Le dispositif d’éthylotest anti-démarrage sera déployé en Dordogne

06 juin 2019

Face à la multiplication des accidents mortels sur les routes du département, la préfecture décide d’appliquer cette mesure.

Après une phase de test dans sept départements en 2018, les préfets ont désormais la possibilité de proposer l’éthylotest anti-démarrage (EAD), en alternative à la suspension du permis de conduire, aux automobilistes présentant une alcoolémie délictuelle relevant du tribunal correctionnel.

En Dordogne, en 2018, 10 personnes ont perdu la vie dans un accident à cause de l’alcool, contre 8 en 2017 et déjà 12 en 2019. Face à ce constat, Frédéric Perissat, préfet de la Dordogne, en lien avec Jean-Francois Mailhes et Odile De Fritsch, procureurs de la République de Périgueux et Bergerac, a décidé de déployer ce dispositif dans le département et l’a fait savoir ce jeudi 6 juin.

Qu’est-ce que l’EAD ?

L’EAD est un instrument de mesure du taux d’alcool dans l’air expiré associé au système de démarrage d’un véhicule. Il empêche la mise en route du moteur si le taux d’alcool enregistré est supérieur à celui autorisé par la législation. Les conducteurs dont le taux d’alcoolémie est compris entre 0,4 et 0,9mg/l d’air expiré (0,8g et 1,8g/l de sang) et qui n’entrent pas dans les critères d’exclusions (détaillés ci-dessous) pourront bénéficier de l’EAD.

Le préfet prendra alors un arrêté permettant au contrevenant de conduire uniquement des véhicules équipés d’un EAD pour une période de six mois.

Par la suite, le tribunal, au moment où le contrevenant lui sera présenté, pourra décider de prolonger cette obligation pour une durée pouvant aller jusqu’à cinq ans. Il pourra également choisir de moduler l’amende encourue (jusqu’à 4 500 euros) en tenant compte de l’installation de l’EAD, ce qui permettra de compenser le coût de son installation restant à la charge de la personne en infraction.

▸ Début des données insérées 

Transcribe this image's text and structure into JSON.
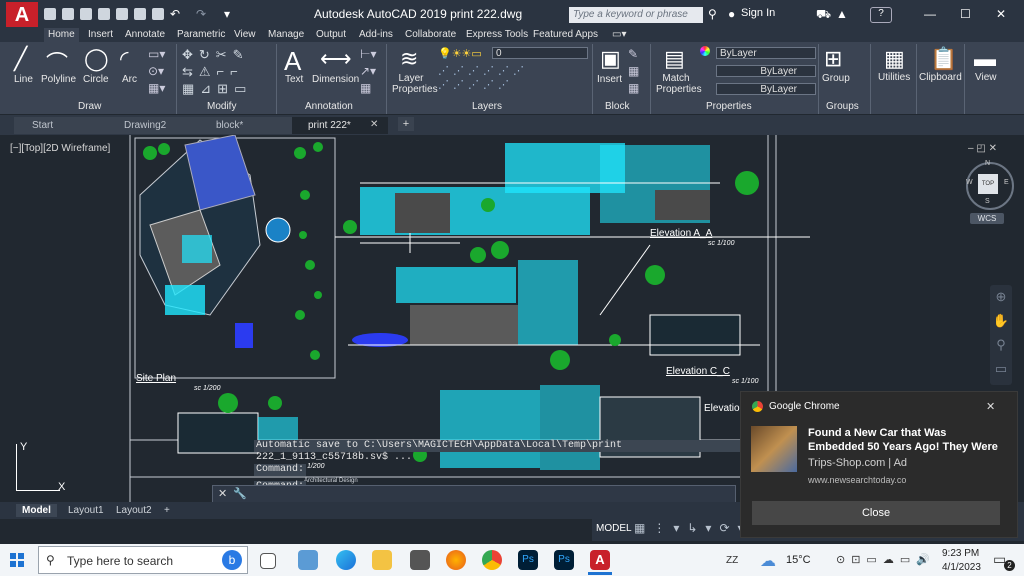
{
  "window": {
    "title": "Autodesk AutoCAD 2019    print 222.dwg",
    "search_placeholder": "Type a keyword or phrase",
    "sign_in": "Sign In",
    "app_logo": "A"
  },
  "ribbon": {
    "tabs": [
      "Home",
      "Insert",
      "Annotate",
      "Parametric",
      "View",
      "Manage",
      "Output",
      "Add-ins",
      "Collaborate",
      "Express Tools",
      "Featured Apps"
    ],
    "panels": {
      "draw": {
        "label": "Draw",
        "tools": [
          "Line",
          "Polyline",
          "Circle",
          "Arc"
        ]
      },
      "modify": {
        "label": "Modify"
      },
      "annotation": {
        "label": "Annotation",
        "tools": [
          "Text",
          "Dimension"
        ]
      },
      "layers": {
        "label": "Layers",
        "tool": "Layer Properties",
        "layer_value": "0"
      },
      "block": {
        "label": "Block",
        "tool": "Insert"
      },
      "properties": {
        "label": "Properties",
        "tool": "Match Properties",
        "color": "ByLayer",
        "linetype": "ByLayer",
        "lineweight": "ByLayer"
      },
      "groups": {
        "label": "Groups",
        "tool": "Group"
      },
      "utilities": {
        "label": "Utilities"
      },
      "clipboard": {
        "label": "Clipboard"
      },
      "view": {
        "label": "View"
      }
    }
  },
  "file_tabs": [
    "Start",
    "Drawing2",
    "block*",
    "print 222*"
  ],
  "canvas": {
    "view_label": "[−][Top][2D Wireframe]",
    "labels": {
      "elevation_aa": "Elevation A_A",
      "elevation_cc": "Elevation C_C",
      "elevation_partial": "Elevatio",
      "site_plan": "Site Plan",
      "scale": "sc 1/100",
      "scale_site": "sc 1/200",
      "arch_design": "Architectural Design"
    },
    "viewcube": {
      "north": "N",
      "south": "S",
      "east": "E",
      "west": "W",
      "top": "TOP",
      "wcs": "WCS"
    },
    "ucs": {
      "y": "Y",
      "x": "X"
    }
  },
  "command": {
    "history": [
      "Automatic save to C:\\Users\\MAGICTECH\\AppData\\Local\\Temp\\print 222_1_9113_c55718b.sv$ ...",
      "Command:",
      "Command:"
    ],
    "prompt": ""
  },
  "layout_tabs": [
    "Model",
    "Layout1",
    "Layout2"
  ],
  "status": {
    "model": "MODEL"
  },
  "taskbar": {
    "search_placeholder": "Type here to search",
    "weather": "15°C",
    "time": "9:23 PM",
    "date": "4/1/2023",
    "lang": "ZZ",
    "notif_count": "2"
  },
  "notification": {
    "app": "Google Chrome",
    "title": "Found a New Car that Was Embedded 50 Years Ago! They Were S",
    "source": "Trips-Shop.com | Ad",
    "url": "www.newsearchtoday.co",
    "close_label": "Close"
  },
  "colors": {
    "accent": "#c8202a",
    "cyan": "#1fe7ff",
    "green": "#1aa82d",
    "blue": "#2b3bf0"
  }
}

Il permet également de limiter le risque de conduite sans permis tout en responsabilisant les usagers et en leur faisant prendre conscience de la nécessité de modifier leur comportement vis- à-vis de l’alcool. 

Des sanctions 

Si une personne bénéficiant du dispositif EAD est contrôlée alors qu’elle conduit un véhicule non équipé du dispositif ou un véhicule équipé utilisé par un tiers pour permettre le démarrage, elle s’expose à des sanctions pénales : 1 500 euros d’amende et des peines pouvant aller de la suspension du permis de conduire pour une durée de trois ans à la confiscation du véhicule.